Muhammad Al-Durrah Incident - Netzarim Junction

Netzarim Junction

The Netzarim junction, a right-angle intersection of two roads known locally as the al-Shohada (martyrs') junction after the Palestinians who have died there in clashes with Israeli soldiers, lies a few kilometers south of Gaza City (at 31°27′54″N 34°25′36″E / 31.465129°N 34.426689°E / 31.465129; 34.426689). An Israeli military outpost, Magen-3, was maintained here to guard the approach to the nearby Netzarim settlement where—until Israel's withdrawal in 2005—60 Israeli families lived; entering and leaving the settlement only with a military convoy. Magen-3 lay In the lower right/north west quadrant alongside an abandoned warehouse and two six-story buildings known as the "twins." On the day of the incident—Rosh Hashanah, the Jewish New Year—it was manned by 18 Israeli soldiers from the Givati Brigade Engineering Platoon and the Herev Battalion.

Talal Abu Rahma, the France 2 cameraman, included this diagram in an affidavit he swore in October 2000 in the Palestinian Centre for Human Rights in Gaza.
A ballistics expert commissioned by Philippe Karsenty presented this diagram to the Paris Court of Appeal in 2008. It included a position called the "pita" (see lower left quadrant), where several sources say Palestinian police officers stood, armed with automatic rifles; see below. This position did not appear on the France 2 cameraman's diagram (see left), which marks that area as "Fields".

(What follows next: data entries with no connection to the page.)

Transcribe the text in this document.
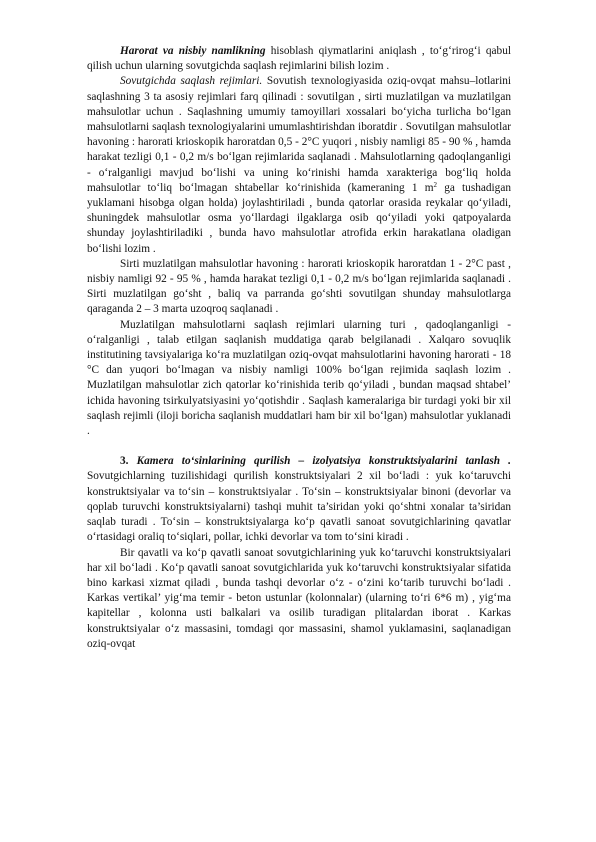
Harorat va nisbiy namlikning hisoblash qiymatlarini aniqlash , to‘g‘rirog‘i qabul qilish uchun ularning sovutgichda saqlash rejimlarini bilish lozim .

Sovutgichda saqlash rejimlari. Sovutish texnologiyasida oziq-ovqat mahsu–lotlarini saqlashning 3 ta asosiy rejimlari farq qilinadi : sovutilgan , sirti muzlatilgan va muzlatilgan mahsulotlar uchun . Saqlashning umumiy tamoyillari xossalari bo‘yicha turlicha bo‘lgan mahsulotlarni saqlash texnologiyalarini umumlashtirishdan iboratdir . Sovutilgan mahsulotlar havoning : harorati krioskopik haroratdan 0,5 - 2°C yuqori , nisbiy namligi 85 - 90 % , hamda harakat tezligi 0,1 - 0,2 m/s bo‘lgan rejimlarida saqlanadi . Mahsulotlarning qadoqlanganligi - o‘ralganligi mavjud bo‘lishi va uning ko‘rinishi hamda xarakteriga bog‘liq holda mahsulotlar to‘liq bo‘lmagan shtabellar ko‘rinishida (kameraning 1 $m^2$ ga tushadigan yuklamani hisobga olgan holda) joylashtiriladi , bunda qatorlar orasida reykalar qo‘yiladi, shuningdek mahsulotlar osma yo‘llardagi ilgaklarga osib qo‘yiladi yoki qatpoyalarda shunday joylashtiriladiki , bunda havo mahsulotlar atrofida erkin harakatlana oladigan bo‘lishi lozim .

Sirti muzlatilgan mahsulotlar havoning : harorati krioskopik haroratdan 1 - 2°C past , nisbiy namligi 92 - 95 % , hamda harakat tezligi 0,1 - 0,2 m/s bo‘lgan rejimlarida saqlanadi . Sirti muzlatilgan go‘sht , baliq va parranda go‘shti sovutilgan shunday mahsulotlarga qaraganda 2 – 3 marta uzoqroq saqlanadi .

Muzlatilgan mahsulotlarni saqlash rejimlari ularning turi , qadoqlanganligi - o‘ralganligi , talab etilgan saqlanish muddatiga qarab belgilanadi . Xalqaro sovuqlik institutining tavsiyalariga ko‘ra muzlatilgan oziq-ovqat mahsulotlarini havoning harorati - 18 °C dan yuqori bo‘lmagan va nisbiy namligi 100% bo‘lgan rejimida saqlash lozim . Muzlatilgan mahsulotlar zich qatorlar ko‘rinishida terib qo‘yiladi , bundan maqsad shtabel’ ichida havoning tsirkulyatsiyasini yo‘qotishdir . Saqlash kameralariga bir turdagi yoki bir xil saqlash rejimli (iloji boricha saqlanish muddatlari ham bir xil bo‘lgan) mahsulotlar yuklanadi .

3. Kamera to‘sinlarining qurilish – izolyatsiya konstruktsiyalarini tanlash . Sovutgichlarning tuzilishidagi qurilish konstruktsiyalari 2 xil bo‘ladi : yuk ko‘taruvchi konstruktsiyalar va to‘sin – konstruktsiyalar . To‘sin – konstruktsiyalar binoni (devorlar va qoplab turuvchi konstruktsiyalarni) tashqi muhit ta’siridan yoki qo‘shtni xonalar ta’siridan saqlab turadi . To‘sin – konstruktsiyalarga ko‘p qavatli sanoat sovutgichlarining qavatlar o‘rtasidagi oraliq to‘siqlari, pollar, ichki devorlar va tom to‘sini kiradi .

Bir qavatli va ko‘p qavatli sanoat sovutgichlarining yuk ko‘taruvchi konstruktsiyalari har xil bo‘ladi . Ko‘p qavatli sanoat sovutgichlarida yuk ko‘taruvchi konstruktsiyalar sifatida bino karkasi xizmat qiladi , bunda tashqi devorlar o‘z - o‘zini ko‘tarib turuvchi bo‘ladi . Karkas vertikal’ yig‘ma temir - beton ustunlar (kolonnalar) (ularning to‘ri 6*6 m) , yig‘ma kapitellar , kolonna usti balkalari va osilib turadigan plitalardan iborat . Karkas konstruktsiyalar o‘z massasini, tomdagi qor massasini, shamol yuklamasini, saqlanadigan oziq-ovqat
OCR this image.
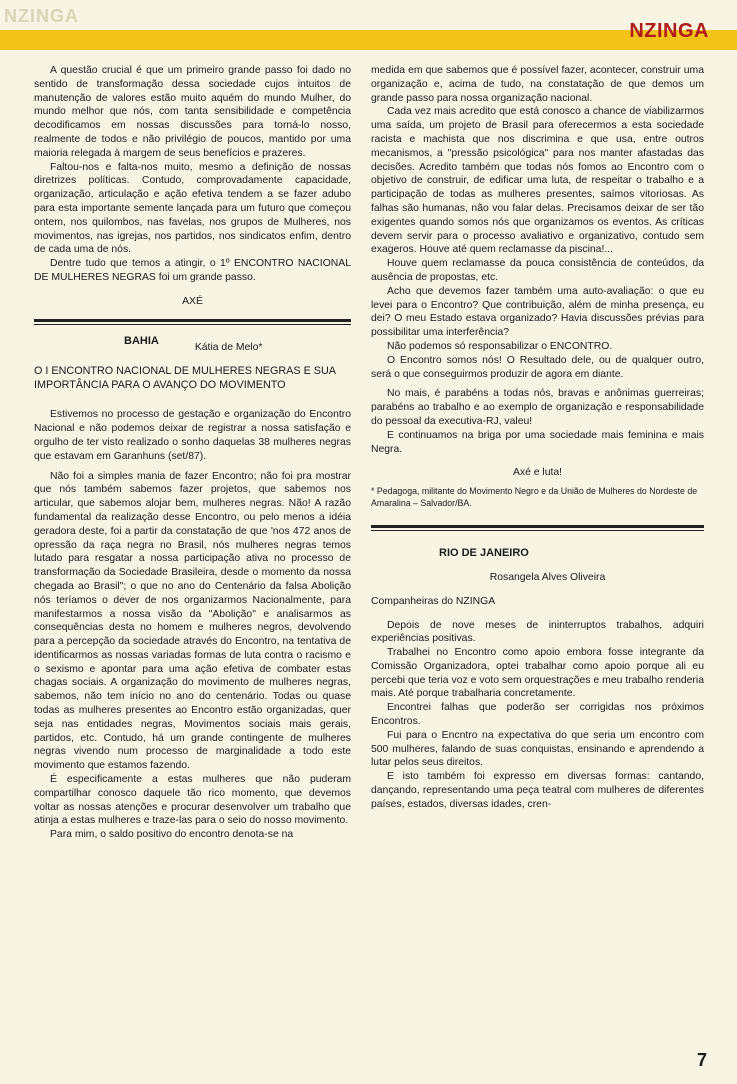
NZINGA
NZINGA

A questão crucial é que um primeiro grande passo foi dado no sentido de transformação dessa sociedade cujos intuitos de manutenção de valores estão muito aquém do mundo Mulher, do mundo melhor que nós, com tanta sensibilidade e competência decodificamos em nossas discussões para torná-lo nosso, realmente de todos e não privilégio de poucos, mantido por uma maioria relegada à margem de seus benefícios e prazeres.

Faltou-nos e falta-nos muito, mesmo a definição de nossas diretrizes políticas. Contudo, comprovadamente capacidade, organização, articulação e ação efetiva tendem a se fazer adubo para esta importante semente lançada para um futuro que começou ontem, nos quilombos, nas favelas, nos grupos de Mulheres, nos movimentos, nas igrejas, nos partidos, nos sindicatos enfim, dentro de cada uma de nós.

Dentre tudo que temos a atingir, o 1º ENCONTRO NACIONAL DE MULHERES NEGRAS foi um grande passo.

AXÉ

BAHIA
Kátia de Melo*

O I ENCONTRO NACIONAL DE MULHERES NEGRAS E SUA IMPORTÂNCIA PARA O AVANÇO DO MOVIMENTO

Estivemos no processo de gestação e organização do Encontro Nacional e não podemos deixar de registrar a nossa satisfação e orgulho de ter visto realizado o sonho daquelas 38 mulheres negras que estavam em Garanhuns (set/87).

Não foi a simples mania de fazer Encontro; não foi pra mostrar que nós também sabemos fazer projetos, que sabemos nos articular, que sabemos alojar bem, mulheres negras. Não! A razão fundamental da realização desse Encontro, ou pelo menos a idéia geradora deste, foi a partir da constatação de que 'nos 472 anos de opressão da raça negra no Brasil, nós mulheres negras temos lutado para resgatar a nossa participação ativa no processo de transformação da Sociedade Brasileira, desde o momento da nossa chegada ao Brasil"; o que no ano do Centenário da falsa Abolição nós teríamos o dever de nos organizarmos Nacionalmente, para manifestarmos a nossa visão da "Abolição" e analisarmos as consequências desta no homem e mulheres negros, devolvendo para a percepção da sociedade através do Encontro, na tentativa de identificarmos as nossas variadas formas de luta contra o racismo e o sexismo e apontar para uma ação efetiva de combater estas chagas sociais. A organização do movimento de mulheres negras, sabemos, não tem início no ano do centenário. Todas ou quase todas as mulheres presentes ao Encontro estão organizadas, quer seja nas entidades negras, Movimentos sociais mais gerais, partidos, etc. Contudo, há um grande contingente de mulheres negras vivendo num processo de marginalidade a todo este movimento que estamos fazendo.

É especificamente a estas mulheres que não puderam compartilhar conosco daquele tão rico momento, que devemos voltar as nossas atenções e procurar desenvolver um trabalho que atinja a estas mulheres e traze-las para o seio do nosso movimento.

Para mim, o saldo positivo do encontro denota-se na

medida em que sabemos que é possível fazer, acontecer, construir uma organização e, acima de tudo, na constatação de que demos um grande passo para nossa organização nacional.

Cada vez mais acredito que está conosco a chance de viabilizarmos uma saída, um projeto de Brasil para oferecermos a esta sociedade racista e machista que nos discrimina e que usa, entre outros mecanismos, a "pressão psicológica" para nos manter afastadas das decisões. Acredito também que todas nós fomos ao Encontro com o objetivo de construir, de edificar uma luta, de respeitar o trabalho e a participação de todas as mulheres presentes, saímos vitoriosas. As falhas são humanas, não vou falar delas. Precisamos deixar de ser tão exigentes quando somos nós que organizamos os eventos. As críticas devem servir para o processo avaliativo e organizativo, contudo sem exageros. Houve até quem reclamasse da piscina!...

Houve quem reclamasse da pouca consistência de conteúdos, da ausência de propostas, etc.

Acho que devemos fazer também uma auto-avaliação: o que eu levei para o Encontro? Que contribuição, além de minha presença, eu dei? O meu Estado estava organizado? Havia discussões prévias para possibilitar uma interferência?

Não podemos só responsabilizar o ENCONTRO.

O Encontro somos nós! O Resultado dele, ou de qualquer outro, será o que conseguirmos produzir de agora em diante.

No mais, é parabéns a todas nós, bravas e anônimas guerreiras; parabéns ao trabalho e ao exemplo de organização e responsabilidade do pessoal da executiva-RJ, valeu!

E continuamos na briga por uma sociedade mais feminina e mais Negra.

Axé e luta!

* Pedagoga, militante do Movimento Negro e da União de Mulheres do Nordeste de Amaralina – Salvador/BA.

RIO DE JANEIRO

Rosangela Alves Oliveira

Companheiras do NZINGA

Depois de nove meses de ininterruptos trabalhos, adquiri experiências positivas.

Trabalhei no Encontro como apoio embora fosse integrante da Comissão Organizadora, optei trabalhar como apoio porque ali eu percebi que teria voz e voto sem orquestrações e meu trabalho renderia mais. Até porque trabalharia concretamente.

Encontrei falhas que poderão ser corrigidas nos próximos Encontros.

Fui para o Encntro na expectativa do que seria um encontro com 500 mulheres, falando de suas conquistas, ensinando e aprendendo a lutar pelos seus direitos.

E isto também foi expresso em diversas formas: cantando, dançando, representando uma peça teatral com mulheres de diferentes países, estados, diversas idades, cren-

7
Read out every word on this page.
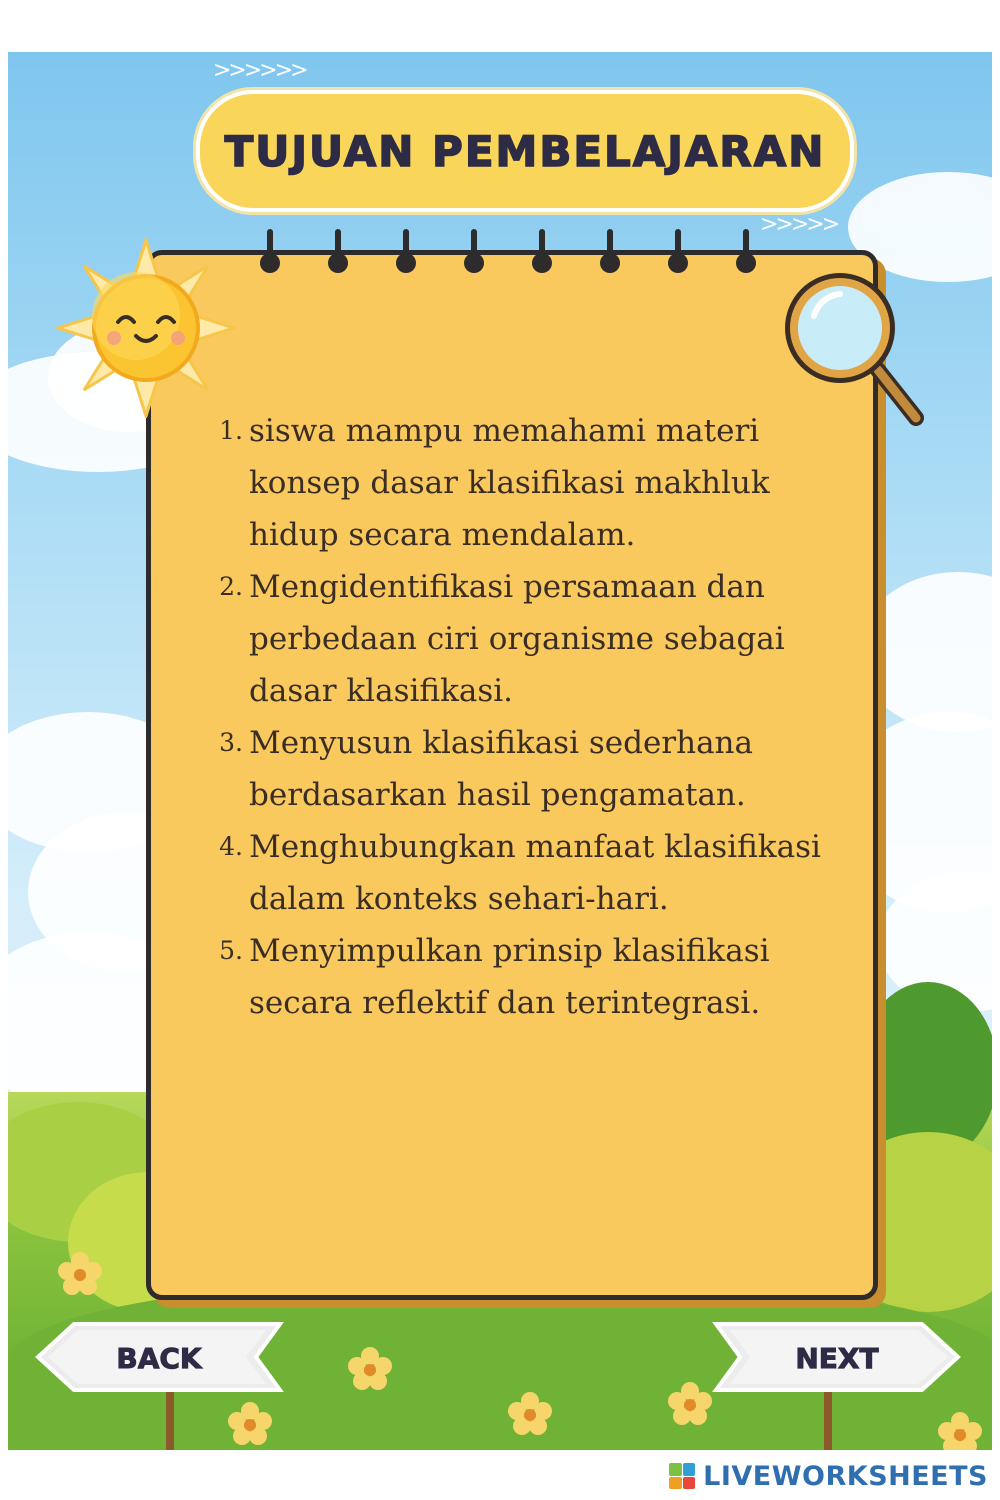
>>>>>>
>>>>>
TUJUAN PEMBELAJARAN
1. siswa mampu memahami materi
konsep dasar klasifikasi makhluk
hidup secara mendalam.
2. Mengidentifikasi persamaan dan
perbedaan ciri organisme sebagai
dasar klasifikasi.
3. Menyusun klasifikasi sederhana
berdasarkan hasil pengamatan.
4. Menghubungkan manfaat klasifikasi
dalam konteks sehari-hari.
5. Menyimpulkan prinsip klasifikasi
secara reflektif dan terintegrasi.
BACK	NEXT
LIVEWORKSHEETS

Diagonally across from the IDF position, on the upper left quadrant, was a small building housing a Palestinian police post under the command of Brigadier-General Osama al-Ali, a member of the Palestine National Council. In front of it was a sidewalk along which ran a concrete wall. This was the wall Jamal and Muhammad crouched against. The upper right and lower left of the crossroads consisted of vacant land. According to several commentators—such as James Fallows in The Atlantic in 2003, and a diagram prepared in 2008 by a French ballistics expert (above right)—the lower left quadrant contained a circular dirt berm known locally as the "pita," because it was shaped like pita bread. Fallows writes that a group of uniformed Palestinian policemen stood on the pita, armed with automatic rifles. The "pita" position is not mentioned in the diagram produced by the France 2 cameraman, which marks the position only as "Fields" (see above left).